By Carycruz M. Bueno, Brown University, and Cruz Caridad Bueno, SUNY–New Paltz
Communities of color in the United States and throughout the world are suffering because of the COVID-19 pandemic. This health crisis has not just eroded the well-being of people of color (POC); it has exacerbated and brought to the forefront the racial, health, economic, gender, and education inequalities at the foundation of American society. The visible eruption of a multiethnic, multiracial, multigenerational, and international movement led by Black activists within the context of the pandemic is not a coincidence but a deliberate, organized effort to demand social justice for the very communities where this health crisis is felt most deeply. Coronavirus is not the “great equalizer” but the great exposer of how race in this country overdetermines social, health, and economic outcomes for POC.

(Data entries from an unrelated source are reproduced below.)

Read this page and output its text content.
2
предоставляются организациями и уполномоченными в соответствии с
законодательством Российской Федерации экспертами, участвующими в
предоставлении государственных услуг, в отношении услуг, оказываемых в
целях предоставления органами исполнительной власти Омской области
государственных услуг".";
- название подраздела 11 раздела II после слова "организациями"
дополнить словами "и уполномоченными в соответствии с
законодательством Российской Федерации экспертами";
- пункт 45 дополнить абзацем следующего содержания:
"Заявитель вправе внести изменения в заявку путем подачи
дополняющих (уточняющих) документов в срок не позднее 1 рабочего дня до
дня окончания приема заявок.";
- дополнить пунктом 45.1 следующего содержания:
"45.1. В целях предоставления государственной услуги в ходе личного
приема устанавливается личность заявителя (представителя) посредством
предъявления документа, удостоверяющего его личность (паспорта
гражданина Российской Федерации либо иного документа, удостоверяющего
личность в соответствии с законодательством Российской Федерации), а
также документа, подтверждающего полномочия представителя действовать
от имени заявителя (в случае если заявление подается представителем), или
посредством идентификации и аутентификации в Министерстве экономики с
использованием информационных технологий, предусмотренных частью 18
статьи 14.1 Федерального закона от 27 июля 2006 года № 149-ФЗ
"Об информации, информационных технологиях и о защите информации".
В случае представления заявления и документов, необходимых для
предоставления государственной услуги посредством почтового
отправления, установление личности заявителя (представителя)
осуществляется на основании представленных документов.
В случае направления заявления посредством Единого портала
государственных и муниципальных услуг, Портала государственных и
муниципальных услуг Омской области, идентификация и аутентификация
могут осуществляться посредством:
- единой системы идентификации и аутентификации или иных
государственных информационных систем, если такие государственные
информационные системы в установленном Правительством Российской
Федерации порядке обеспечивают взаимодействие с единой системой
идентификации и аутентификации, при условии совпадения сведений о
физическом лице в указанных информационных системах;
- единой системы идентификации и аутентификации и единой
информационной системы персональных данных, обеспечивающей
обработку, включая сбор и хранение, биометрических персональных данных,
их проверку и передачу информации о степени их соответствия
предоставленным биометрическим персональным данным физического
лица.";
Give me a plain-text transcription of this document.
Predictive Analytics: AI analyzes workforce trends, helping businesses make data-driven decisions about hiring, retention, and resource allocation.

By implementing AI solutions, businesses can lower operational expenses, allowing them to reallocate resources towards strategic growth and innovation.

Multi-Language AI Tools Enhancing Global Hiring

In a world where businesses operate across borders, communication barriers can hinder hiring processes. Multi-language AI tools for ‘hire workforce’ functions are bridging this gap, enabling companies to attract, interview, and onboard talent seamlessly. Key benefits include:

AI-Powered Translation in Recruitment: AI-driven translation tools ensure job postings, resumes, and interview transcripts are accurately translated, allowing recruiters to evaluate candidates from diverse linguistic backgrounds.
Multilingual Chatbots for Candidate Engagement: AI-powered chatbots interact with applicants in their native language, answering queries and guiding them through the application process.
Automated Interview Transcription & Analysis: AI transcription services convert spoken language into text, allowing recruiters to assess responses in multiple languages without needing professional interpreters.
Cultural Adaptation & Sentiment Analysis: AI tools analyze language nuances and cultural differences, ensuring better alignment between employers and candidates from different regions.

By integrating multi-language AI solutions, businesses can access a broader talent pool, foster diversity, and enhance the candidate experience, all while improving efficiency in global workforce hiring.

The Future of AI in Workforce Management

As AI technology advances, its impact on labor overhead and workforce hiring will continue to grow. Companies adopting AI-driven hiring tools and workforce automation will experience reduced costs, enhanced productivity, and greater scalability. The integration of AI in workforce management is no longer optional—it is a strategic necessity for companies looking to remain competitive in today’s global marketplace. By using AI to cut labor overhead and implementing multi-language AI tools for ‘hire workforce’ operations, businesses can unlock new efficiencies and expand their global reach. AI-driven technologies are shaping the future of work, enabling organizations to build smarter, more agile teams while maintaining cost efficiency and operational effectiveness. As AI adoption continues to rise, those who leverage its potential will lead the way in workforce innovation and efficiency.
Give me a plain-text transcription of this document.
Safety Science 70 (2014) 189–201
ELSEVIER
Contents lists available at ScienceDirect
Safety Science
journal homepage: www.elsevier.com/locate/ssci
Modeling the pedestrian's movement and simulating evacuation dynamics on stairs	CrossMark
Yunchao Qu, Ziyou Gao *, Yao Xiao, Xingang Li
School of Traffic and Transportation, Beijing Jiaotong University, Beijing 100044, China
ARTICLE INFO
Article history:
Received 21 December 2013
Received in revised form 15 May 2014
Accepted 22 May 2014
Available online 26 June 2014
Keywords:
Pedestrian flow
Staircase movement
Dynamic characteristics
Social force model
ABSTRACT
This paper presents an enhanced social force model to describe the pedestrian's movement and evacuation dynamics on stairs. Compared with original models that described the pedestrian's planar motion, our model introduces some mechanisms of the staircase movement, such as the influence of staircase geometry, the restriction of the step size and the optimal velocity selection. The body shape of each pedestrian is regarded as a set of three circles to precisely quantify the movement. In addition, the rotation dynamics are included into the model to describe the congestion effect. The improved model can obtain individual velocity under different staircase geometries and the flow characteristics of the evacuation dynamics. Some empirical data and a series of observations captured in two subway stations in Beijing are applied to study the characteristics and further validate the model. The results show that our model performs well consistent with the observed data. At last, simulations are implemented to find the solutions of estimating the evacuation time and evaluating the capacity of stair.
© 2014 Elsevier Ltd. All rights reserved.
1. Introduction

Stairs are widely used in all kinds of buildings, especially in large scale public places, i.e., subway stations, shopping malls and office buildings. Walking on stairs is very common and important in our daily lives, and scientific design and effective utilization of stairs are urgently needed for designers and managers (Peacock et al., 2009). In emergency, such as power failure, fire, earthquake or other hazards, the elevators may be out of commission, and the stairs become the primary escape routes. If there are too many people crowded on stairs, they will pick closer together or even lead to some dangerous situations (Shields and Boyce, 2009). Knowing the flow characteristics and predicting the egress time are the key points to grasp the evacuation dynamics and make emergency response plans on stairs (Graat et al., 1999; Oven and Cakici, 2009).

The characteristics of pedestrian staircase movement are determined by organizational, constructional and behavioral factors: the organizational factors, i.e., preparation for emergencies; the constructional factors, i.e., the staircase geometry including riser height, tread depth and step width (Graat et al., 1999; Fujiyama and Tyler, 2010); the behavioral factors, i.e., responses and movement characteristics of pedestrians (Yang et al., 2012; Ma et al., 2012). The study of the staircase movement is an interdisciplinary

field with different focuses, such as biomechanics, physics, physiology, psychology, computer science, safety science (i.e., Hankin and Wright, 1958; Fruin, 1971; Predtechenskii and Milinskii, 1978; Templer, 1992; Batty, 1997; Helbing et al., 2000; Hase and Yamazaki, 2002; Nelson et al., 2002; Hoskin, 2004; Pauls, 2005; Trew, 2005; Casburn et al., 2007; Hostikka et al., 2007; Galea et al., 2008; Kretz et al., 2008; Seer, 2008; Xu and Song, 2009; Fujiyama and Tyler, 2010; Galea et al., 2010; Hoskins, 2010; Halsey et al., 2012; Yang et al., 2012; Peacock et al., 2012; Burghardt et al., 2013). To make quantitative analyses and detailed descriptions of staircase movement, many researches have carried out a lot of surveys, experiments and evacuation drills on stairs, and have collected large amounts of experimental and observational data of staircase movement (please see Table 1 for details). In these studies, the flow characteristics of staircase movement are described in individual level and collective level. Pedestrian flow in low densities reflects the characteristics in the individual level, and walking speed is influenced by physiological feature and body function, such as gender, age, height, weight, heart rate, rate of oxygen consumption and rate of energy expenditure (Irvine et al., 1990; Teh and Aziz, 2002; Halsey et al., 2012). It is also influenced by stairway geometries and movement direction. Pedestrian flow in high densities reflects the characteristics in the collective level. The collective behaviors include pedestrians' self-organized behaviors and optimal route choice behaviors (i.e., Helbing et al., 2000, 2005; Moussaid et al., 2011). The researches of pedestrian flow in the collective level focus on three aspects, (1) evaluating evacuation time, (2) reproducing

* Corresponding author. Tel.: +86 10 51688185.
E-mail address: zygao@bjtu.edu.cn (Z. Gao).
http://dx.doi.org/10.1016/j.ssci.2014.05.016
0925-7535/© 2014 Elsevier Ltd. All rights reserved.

Amid some lawmakers’ use of the racist terms “China virus” and “kung flu virus” and the media’s failure to report that the coronavirus actually arrived in the United States via Europe (not Asia), the Asian American community was among the first to feel the impacts of COVID-19 in the form of physical and verbal assaults. The Asian Pacific Policy and Planning Council has found an increase in the reporting of hate crimes against Asian Americans, with over 2,500 cases filed from March to early August 2020 (Asian Pacific Policy and Planning Council 2020, Berman 2020, New York State Attorney General 2020). The heightened risk of physical and verbal attacks creates an untenable situation for Asian Americans, who must both protect themselves from the virus and attempt to stay safe amid the violence directed at them.